Resonance widths for the molecular predissociation

We consider a semiclassical $2\times 2$ matrix Schr\"odinger operator of the form $P=-h^2\Delta {\bf I}_2 + {\rm diag}(V_1(x) , V_2(x)) +hR(x,hD_x)$, where $V_1, V_2$ are real-analytic, $V_2$ admits a non degenerate minimum at 0 with $V_2(0)=0$, $V_1$ is non trapping at energy $0$, and $R(x,hD_x)=(r_{j,k}(x,hD_x))_{1\leq j,k\leq 2}$ is a symmetric off-diagonal $2\times 2$ matrix of first-order pseudodifferential operators with analytic symbols.

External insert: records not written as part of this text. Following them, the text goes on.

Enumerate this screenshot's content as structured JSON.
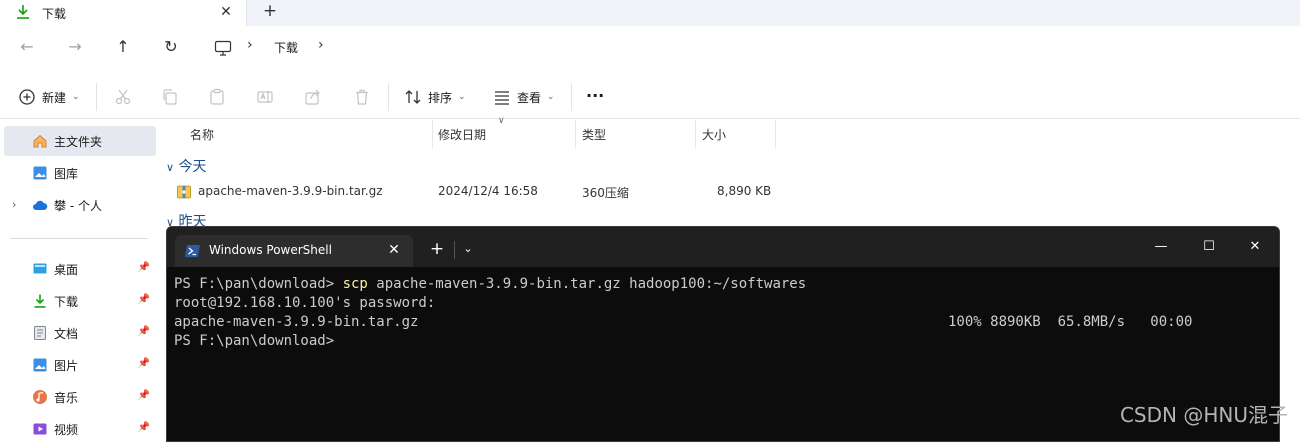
{
  "explorer": {
    "tab_title": "下载",
    "tab_close": "✕",
    "tab_add": "+",
    "nav": {
      "back": "←",
      "forward": "→",
      "up": "↑",
      "refresh": "↻"
    },
    "breadcrumb": {
      "sep": "›",
      "location": "下载"
    },
    "toolbar": {
      "new_label": "新建",
      "sort_label": "排序",
      "view_label": "查看",
      "more": "···",
      "chevron": "⌄"
    },
    "sidebar": {
      "home": "主文件夹",
      "gallery": "图库",
      "onedrive": "攀 - 个人",
      "quick": [
        {
          "label": "桌面",
          "pin": "📌"
        },
        {
          "label": "下载",
          "pin": "📌"
        },
        {
          "label": "文档",
          "pin": "📌"
        },
        {
          "label": "图片",
          "pin": "📌"
        },
        {
          "label": "音乐",
          "pin": "📌"
        },
        {
          "label": "视频",
          "pin": "📌"
        }
      ],
      "expander": "›"
    },
    "columns": {
      "name": "名称",
      "modified": "修改日期",
      "type": "类型",
      "size": "大小"
    },
    "groups": {
      "today": "今天",
      "yesterday": "昨天",
      "chevron": "∨"
    },
    "files": [
      {
        "name": "apache-maven-3.9.9-bin.tar.gz",
        "modified": "2024/12/4 16:58",
        "type": "360压缩",
        "size": "8,890 KB"
      }
    ]
  },
  "powershell": {
    "title": "Windows PowerShell",
    "close": "✕",
    "add": "+",
    "dropdown": "⌄",
    "minimize": "—",
    "maximize": "☐",
    "window_close": "✕",
    "lines": [
      {
        "prompt": "PS F:\\pan\\download> ",
        "cmd": "scp",
        "args": " apache-maven-3.9.9-bin.tar.gz hadoop100:~/softwares"
      },
      {
        "text": "root@192.168.10.100's password:"
      },
      {
        "text": "apache-maven-3.9.9-bin.tar.gz",
        "stats": "100% 8890KB  65.8MB/s   00:00"
      },
      {
        "text": "PS F:\\pan\\download>"
      }
    ]
  },
  "watermark": "CSDN @HNU混子",
  "colors": {
    "accent": "#0067c0",
    "terminal_bg": "#0c0c0c",
    "command_yellow": "#f9f1a5"
  }
}
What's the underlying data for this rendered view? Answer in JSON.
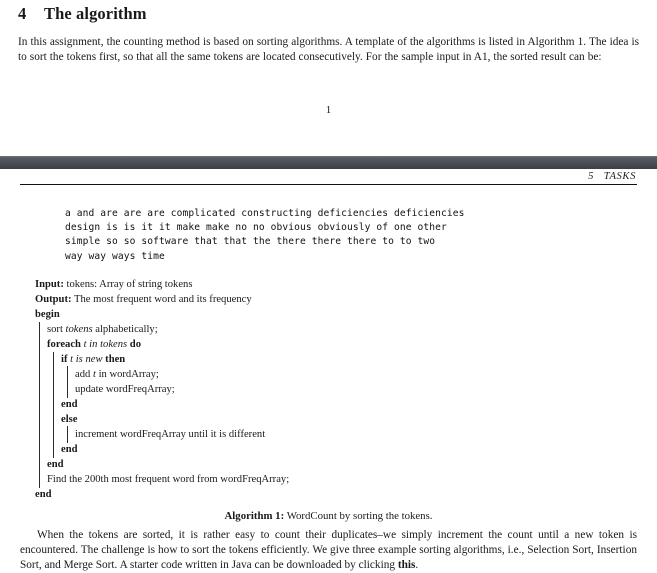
{
  "document": {
    "page_one": {
      "section_number": "4",
      "section_title": "The algorithm",
      "paragraph": "In this assignment, the counting method is based on sorting algorithms. A template of the algorithms is listed in Algorithm 1. The idea is to sort the tokens first, so that all the same tokens are located consecutively. For the sample input in A1, the sorted result can be:",
      "page_number": "1"
    },
    "page_two": {
      "running_head": {
        "number": "5",
        "title": "TASKS"
      },
      "verbatim_tokens": {
        "line1": "a and are are are complicated constructing deficiencies deficiencies",
        "line2": "design is is it it make make no no obvious obviously of one other",
        "line3": "simple so so software that that the there there there to to two",
        "line4": "way way ways time"
      },
      "algorithm": {
        "input_label": "Input:",
        "input_text": "tokens: Array of string tokens",
        "output_label": "Output:",
        "output_text": "The most frequent word and its frequency",
        "begin": "begin",
        "line_sort_kw": "sort",
        "line_sort_var": "tokens",
        "line_sort_rest": "alphabetically;",
        "foreach_kw": "foreach",
        "foreach_cond": "t in tokens",
        "foreach_do": "do",
        "if_kw": "if",
        "if_cond": "t is new",
        "if_then": "then",
        "add_line_a": "add",
        "add_line_var": "t",
        "add_line_b": "in wordArray;",
        "update_line": "update wordFreqArray;",
        "end_inner_if": "end",
        "else_kw": "else",
        "else_body": "increment wordFreqArray until it is different",
        "end_else": "end",
        "end_foreach": "end",
        "find_line": "Find the 200th most frequent word from wordFreqArray;",
        "end_outer": "end",
        "caption_label": "Algorithm 1:",
        "caption_text": "WordCount by sorting the tokens."
      },
      "closing_paragraph_part1": "When the tokens are sorted, it is rather easy to count their duplicates–we simply increment the count until a new token is encountered. The challenge is how to sort the tokens efficiently. We give three example sorting algorithms, i.e., Selection Sort, Insertion Sort, and Merge Sort. A starter code written in Java can be downloaded by clicking ",
      "closing_paragraph_link": "this",
      "closing_paragraph_part2": "."
    }
  },
  "colors": {
    "page_background": "#ffffff",
    "text": "#1a1a1a",
    "separator_top": "#5b6066",
    "separator_bottom": "#3c4046",
    "rule": "#111111"
  }
}
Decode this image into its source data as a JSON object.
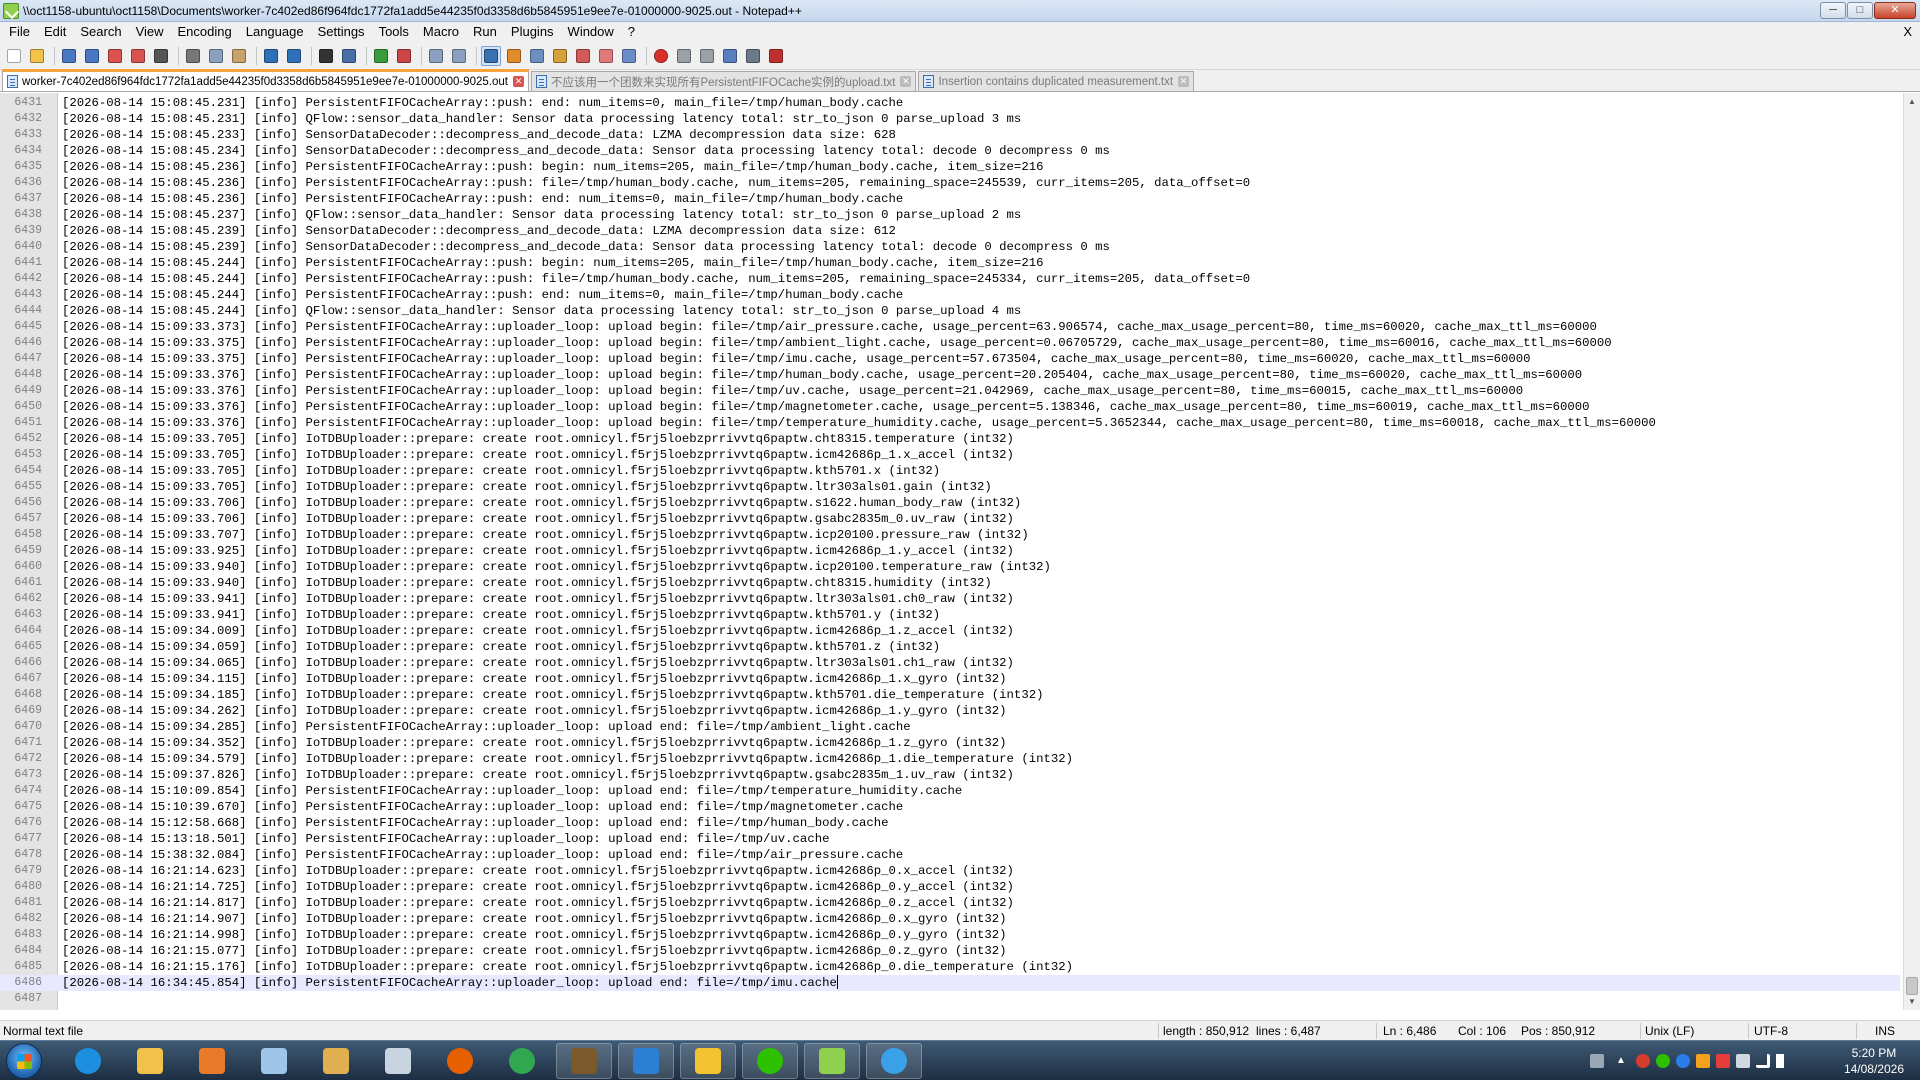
{
  "window": {
    "title": "\\\\oct1158-ubuntu\\oct1158\\Documents\\worker-7c402ed86f964fdc1772fa1add5e44235f0d3358d6b5845951e9ee7e-01000000-9025.out - Notepad++",
    "minimize_glyph": "─",
    "maximize_glyph": "□",
    "close_glyph": "✕"
  },
  "menu": {
    "items": [
      "File",
      "Edit",
      "Search",
      "View",
      "Encoding",
      "Language",
      "Settings",
      "Tools",
      "Macro",
      "Run",
      "Plugins",
      "Window",
      "?"
    ],
    "close_glyph": "X"
  },
  "toolbar": {
    "icons": [
      "new-file-icon",
      "open-file-icon",
      "save-icon",
      "save-all-icon",
      "close-icon",
      "close-all-icon",
      "print-icon",
      "cut-icon",
      "copy-icon",
      "paste-icon",
      "undo-icon",
      "redo-icon",
      "find-icon",
      "replace-icon",
      "zoom-in-icon",
      "zoom-out-icon",
      "sync-vertical-icon",
      "sync-horizontal-icon",
      "word-wrap-icon",
      "show-all-chars-icon",
      "indent-guide-icon",
      "document-map-icon",
      "function-list-icon",
      "folder-workspace-icon",
      "monitor-icon",
      "record-macro-icon",
      "stop-macro-icon",
      "play-macro-icon",
      "run-macro-multiple-icon",
      "save-macro-icon",
      "spell-check-icon"
    ]
  },
  "tabs": [
    {
      "label": "worker-7c402ed86f964fdc1772fa1add5e44235f0d3358d6b5845951e9ee7e-01000000-9025.out",
      "active": true
    },
    {
      "label": "不应该用一个团数来实现所有PersistentFIFOCache实例的upload.txt",
      "active": false
    },
    {
      "label": "Insertion contains duplicated measurement.txt",
      "active": false
    }
  ],
  "editor": {
    "current_line": 6486,
    "lines": [
      {
        "n": "6431",
        "t": "[2026-08-14 15:08:45.231] [info] PersistentFIFOCacheArray::push: end: num_items=0, main_file=/tmp/human_body.cache"
      },
      {
        "n": "6432",
        "t": "[2026-08-14 15:08:45.231] [info] QFlow::sensor_data_handler: Sensor data processing latency total: str_to_json 0 parse_upload 3 ms"
      },
      {
        "n": "6433",
        "t": "[2026-08-14 15:08:45.233] [info] SensorDataDecoder::decompress_and_decode_data: LZMA decompression data size: 628"
      },
      {
        "n": "6434",
        "t": "[2026-08-14 15:08:45.234] [info] SensorDataDecoder::decompress_and_decode_data: Sensor data processing latency total: decode 0 decompress 0 ms"
      },
      {
        "n": "6435",
        "t": "[2026-08-14 15:08:45.236] [info] PersistentFIFOCacheArray::push: begin: num_items=205, main_file=/tmp/human_body.cache, item_size=216"
      },
      {
        "n": "6436",
        "t": "[2026-08-14 15:08:45.236] [info] PersistentFIFOCacheArray::push: file=/tmp/human_body.cache, num_items=205, remaining_space=245539, curr_items=205, data_offset=0"
      },
      {
        "n": "6437",
        "t": "[2026-08-14 15:08:45.236] [info] PersistentFIFOCacheArray::push: end: num_items=0, main_file=/tmp/human_body.cache"
      },
      {
        "n": "6438",
        "t": "[2026-08-14 15:08:45.237] [info] QFlow::sensor_data_handler: Sensor data processing latency total: str_to_json 0 parse_upload 2 ms"
      },
      {
        "n": "6439",
        "t": "[2026-08-14 15:08:45.239] [info] SensorDataDecoder::decompress_and_decode_data: LZMA decompression data size: 612"
      },
      {
        "n": "6440",
        "t": "[2026-08-14 15:08:45.239] [info] SensorDataDecoder::decompress_and_decode_data: Sensor data processing latency total: decode 0 decompress 0 ms"
      },
      {
        "n": "6441",
        "t": "[2026-08-14 15:08:45.244] [info] PersistentFIFOCacheArray::push: begin: num_items=205, main_file=/tmp/human_body.cache, item_size=216"
      },
      {
        "n": "6442",
        "t": "[2026-08-14 15:08:45.244] [info] PersistentFIFOCacheArray::push: file=/tmp/human_body.cache, num_items=205, remaining_space=245334, curr_items=205, data_offset=0"
      },
      {
        "n": "6443",
        "t": "[2026-08-14 15:08:45.244] [info] PersistentFIFOCacheArray::push: end: num_items=0, main_file=/tmp/human_body.cache"
      },
      {
        "n": "6444",
        "t": "[2026-08-14 15:08:45.244] [info] QFlow::sensor_data_handler: Sensor data processing latency total: str_to_json 0 parse_upload 4 ms"
      },
      {
        "n": "6445",
        "t": "[2026-08-14 15:09:33.373] [info] PersistentFIFOCacheArray::uploader_loop: upload begin: file=/tmp/air_pressure.cache, usage_percent=63.906574, cache_max_usage_percent=80, time_ms=60020, cache_max_ttl_ms=60000"
      },
      {
        "n": "6446",
        "t": "[2026-08-14 15:09:33.375] [info] PersistentFIFOCacheArray::uploader_loop: upload begin: file=/tmp/ambient_light.cache, usage_percent=0.06705729, cache_max_usage_percent=80, time_ms=60016, cache_max_ttl_ms=60000"
      },
      {
        "n": "6447",
        "t": "[2026-08-14 15:09:33.375] [info] PersistentFIFOCacheArray::uploader_loop: upload begin: file=/tmp/imu.cache, usage_percent=57.673504, cache_max_usage_percent=80, time_ms=60020, cache_max_ttl_ms=60000"
      },
      {
        "n": "6448",
        "t": "[2026-08-14 15:09:33.376] [info] PersistentFIFOCacheArray::uploader_loop: upload begin: file=/tmp/human_body.cache, usage_percent=20.205404, cache_max_usage_percent=80, time_ms=60020, cache_max_ttl_ms=60000"
      },
      {
        "n": "6449",
        "t": "[2026-08-14 15:09:33.376] [info] PersistentFIFOCacheArray::uploader_loop: upload begin: file=/tmp/uv.cache, usage_percent=21.042969, cache_max_usage_percent=80, time_ms=60015, cache_max_ttl_ms=60000"
      },
      {
        "n": "6450",
        "t": "[2026-08-14 15:09:33.376] [info] PersistentFIFOCacheArray::uploader_loop: upload begin: file=/tmp/magnetometer.cache, usage_percent=5.138346, cache_max_usage_percent=80, time_ms=60019, cache_max_ttl_ms=60000"
      },
      {
        "n": "6451",
        "t": "[2026-08-14 15:09:33.376] [info] PersistentFIFOCacheArray::uploader_loop: upload begin: file=/tmp/temperature_humidity.cache, usage_percent=5.3652344, cache_max_usage_percent=80, time_ms=60018, cache_max_ttl_ms=60000"
      },
      {
        "n": "6452",
        "t": "[2026-08-14 15:09:33.705] [info] IoTDBUploader::prepare: create root.omnicyl.f5rj5loebzprrivvtq6paptw.cht8315.temperature (int32)"
      },
      {
        "n": "6453",
        "t": "[2026-08-14 15:09:33.705] [info] IoTDBUploader::prepare: create root.omnicyl.f5rj5loebzprrivvtq6paptw.icm42686p_1.x_accel (int32)"
      },
      {
        "n": "6454",
        "t": "[2026-08-14 15:09:33.705] [info] IoTDBUploader::prepare: create root.omnicyl.f5rj5loebzprrivvtq6paptw.kth5701.x (int32)"
      },
      {
        "n": "6455",
        "t": "[2026-08-14 15:09:33.705] [info] IoTDBUploader::prepare: create root.omnicyl.f5rj5loebzprrivvtq6paptw.ltr303als01.gain (int32)"
      },
      {
        "n": "6456",
        "t": "[2026-08-14 15:09:33.706] [info] IoTDBUploader::prepare: create root.omnicyl.f5rj5loebzprrivvtq6paptw.s1622.human_body_raw (int32)"
      },
      {
        "n": "6457",
        "t": "[2026-08-14 15:09:33.706] [info] IoTDBUploader::prepare: create root.omnicyl.f5rj5loebzprrivvtq6paptw.gsabc2835m_0.uv_raw (int32)"
      },
      {
        "n": "6458",
        "t": "[2026-08-14 15:09:33.707] [info] IoTDBUploader::prepare: create root.omnicyl.f5rj5loebzprrivvtq6paptw.icp20100.pressure_raw (int32)"
      },
      {
        "n": "6459",
        "t": "[2026-08-14 15:09:33.925] [info] IoTDBUploader::prepare: create root.omnicyl.f5rj5loebzprrivvtq6paptw.icm42686p_1.y_accel (int32)"
      },
      {
        "n": "6460",
        "t": "[2026-08-14 15:09:33.940] [info] IoTDBUploader::prepare: create root.omnicyl.f5rj5loebzprrivvtq6paptw.icp20100.temperature_raw (int32)"
      },
      {
        "n": "6461",
        "t": "[2026-08-14 15:09:33.940] [info] IoTDBUploader::prepare: create root.omnicyl.f5rj5loebzprrivvtq6paptw.cht8315.humidity (int32)"
      },
      {
        "n": "6462",
        "t": "[2026-08-14 15:09:33.941] [info] IoTDBUploader::prepare: create root.omnicyl.f5rj5loebzprrivvtq6paptw.ltr303als01.ch0_raw (int32)"
      },
      {
        "n": "6463",
        "t": "[2026-08-14 15:09:33.941] [info] IoTDBUploader::prepare: create root.omnicyl.f5rj5loebzprrivvtq6paptw.kth5701.y (int32)"
      },
      {
        "n": "6464",
        "t": "[2026-08-14 15:09:34.009] [info] IoTDBUploader::prepare: create root.omnicyl.f5rj5loebzprrivvtq6paptw.icm42686p_1.z_accel (int32)"
      },
      {
        "n": "6465",
        "t": "[2026-08-14 15:09:34.059] [info] IoTDBUploader::prepare: create root.omnicyl.f5rj5loebzprrivvtq6paptw.kth5701.z (int32)"
      },
      {
        "n": "6466",
        "t": "[2026-08-14 15:09:34.065] [info] IoTDBUploader::prepare: create root.omnicyl.f5rj5loebzprrivvtq6paptw.ltr303als01.ch1_raw (int32)"
      },
      {
        "n": "6467",
        "t": "[2026-08-14 15:09:34.115] [info] IoTDBUploader::prepare: create root.omnicyl.f5rj5loebzprrivvtq6paptw.icm42686p_1.x_gyro (int32)"
      },
      {
        "n": "6468",
        "t": "[2026-08-14 15:09:34.185] [info] IoTDBUploader::prepare: create root.omnicyl.f5rj5loebzprrivvtq6paptw.kth5701.die_temperature (int32)"
      },
      {
        "n": "6469",
        "t": "[2026-08-14 15:09:34.262] [info] IoTDBUploader::prepare: create root.omnicyl.f5rj5loebzprrivvtq6paptw.icm42686p_1.y_gyro (int32)"
      },
      {
        "n": "6470",
        "t": "[2026-08-14 15:09:34.285] [info] PersistentFIFOCacheArray::uploader_loop: upload end: file=/tmp/ambient_light.cache"
      },
      {
        "n": "6471",
        "t": "[2026-08-14 15:09:34.352] [info] IoTDBUploader::prepare: create root.omnicyl.f5rj5loebzprrivvtq6paptw.icm42686p_1.z_gyro (int32)"
      },
      {
        "n": "6472",
        "t": "[2026-08-14 15:09:34.579] [info] IoTDBUploader::prepare: create root.omnicyl.f5rj5loebzprrivvtq6paptw.icm42686p_1.die_temperature (int32)"
      },
      {
        "n": "6473",
        "t": "[2026-08-14 15:09:37.826] [info] IoTDBUploader::prepare: create root.omnicyl.f5rj5loebzprrivvtq6paptw.gsabc2835m_1.uv_raw (int32)"
      },
      {
        "n": "6474",
        "t": "[2026-08-14 15:10:09.854] [info] PersistentFIFOCacheArray::uploader_loop: upload end: file=/tmp/temperature_humidity.cache"
      },
      {
        "n": "6475",
        "t": "[2026-08-14 15:10:39.670] [info] PersistentFIFOCacheArray::uploader_loop: upload end: file=/tmp/magnetometer.cache"
      },
      {
        "n": "6476",
        "t": "[2026-08-14 15:12:58.668] [info] PersistentFIFOCacheArray::uploader_loop: upload end: file=/tmp/human_body.cache"
      },
      {
        "n": "6477",
        "t": "[2026-08-14 15:13:18.501] [info] PersistentFIFOCacheArray::uploader_loop: upload end: file=/tmp/uv.cache"
      },
      {
        "n": "6478",
        "t": "[2026-08-14 15:38:32.084] [info] PersistentFIFOCacheArray::uploader_loop: upload end: file=/tmp/air_pressure.cache"
      },
      {
        "n": "6479",
        "t": "[2026-08-14 16:21:14.623] [info] IoTDBUploader::prepare: create root.omnicyl.f5rj5loebzprrivvtq6paptw.icm42686p_0.x_accel (int32)"
      },
      {
        "n": "6480",
        "t": "[2026-08-14 16:21:14.725] [info] IoTDBUploader::prepare: create root.omnicyl.f5rj5loebzprrivvtq6paptw.icm42686p_0.y_accel (int32)"
      },
      {
        "n": "6481",
        "t": "[2026-08-14 16:21:14.817] [info] IoTDBUploader::prepare: create root.omnicyl.f5rj5loebzprrivvtq6paptw.icm42686p_0.z_accel (int32)"
      },
      {
        "n": "6482",
        "t": "[2026-08-14 16:21:14.907] [info] IoTDBUploader::prepare: create root.omnicyl.f5rj5loebzprrivvtq6paptw.icm42686p_0.x_gyro (int32)"
      },
      {
        "n": "6483",
        "t": "[2026-08-14 16:21:14.998] [info] IoTDBUploader::prepare: create root.omnicyl.f5rj5loebzprrivvtq6paptw.icm42686p_0.y_gyro (int32)"
      },
      {
        "n": "6484",
        "t": "[2026-08-14 16:21:15.077] [info] IoTDBUploader::prepare: create root.omnicyl.f5rj5loebzprrivvtq6paptw.icm42686p_0.z_gyro (int32)"
      },
      {
        "n": "6485",
        "t": "[2026-08-14 16:21:15.176] [info] IoTDBUploader::prepare: create root.omnicyl.f5rj5loebzprrivvtq6paptw.icm42686p_0.die_temperature (int32)"
      },
      {
        "n": "6486",
        "t": "[2026-08-14 16:34:45.854] [info] PersistentFIFOCacheArray::uploader_loop: upload end: file=/tmp/imu.cache"
      },
      {
        "n": "6487",
        "t": ""
      }
    ]
  },
  "status": {
    "file_type": "Normal text file",
    "length": "length : 850,912",
    "lines": "lines : 6,487",
    "ln": "Ln : 6,486",
    "col": "Col : 106",
    "pos": "Pos : 850,912",
    "eol": "Unix (LF)",
    "encoding": "UTF-8",
    "mode": "INS"
  },
  "taskbar": {
    "apps": [
      "internet-explorer-icon",
      "file-explorer-icon",
      "media-player-icon",
      "notepad-icon",
      "paint-icon",
      "calculator-icon",
      "firefox-icon",
      "chrome-icon",
      "game-icon",
      "vscode-icon",
      "text-editor-icon",
      "wechat-icon",
      "notepadpp-icon",
      "network-tool-icon"
    ],
    "time": "5:20 PM",
    "date": "14/08/2026"
  },
  "colors": {
    "active_tab_accent": "#f9a33a",
    "current_line": "#e8e8ff",
    "gutter": "#e4e4e4"
  }
}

We also assume that $V_1(0) >0$. Then, denoting by $e_1$ the first eigenvalue of $-\Delta + \la V_2''(0)x,x\ra /2$, and under some ellipticity condition on $r_{1,2}$ and additional generic geometric assumptions, we show that the unique resonance $\rho_1$ of $P$ such that $\rho_1 = (e_1+r_{2,2}(0,0))h + {\mathcal O}(h^2)$ (as $h\rightarrow 0_+$) satisfies, $$ \Im \rho_1 = -h^{n_0+(1-n_\Gamma)/2}f(h,\ln\frac1{h})e^{-2S/h}, $$ where $f(h,\ln\frac1{h}) \sim \sum_{0\leq m\leq\ell} f_{\ell,m}h^\ell(\ln\frac1{h})^m$ is a symbol with $f_{0,0}>0$, $S>0$ is the so-called Agmon distance associated with the degenerate metric $\max(0, \min(V_1,V_2))dx^2$, between 0 and $\{V_1\leq 0\}$, and $n_0\geq 1$, $n_{\Gamma}\geq 0$ are integers that depend on the geometry.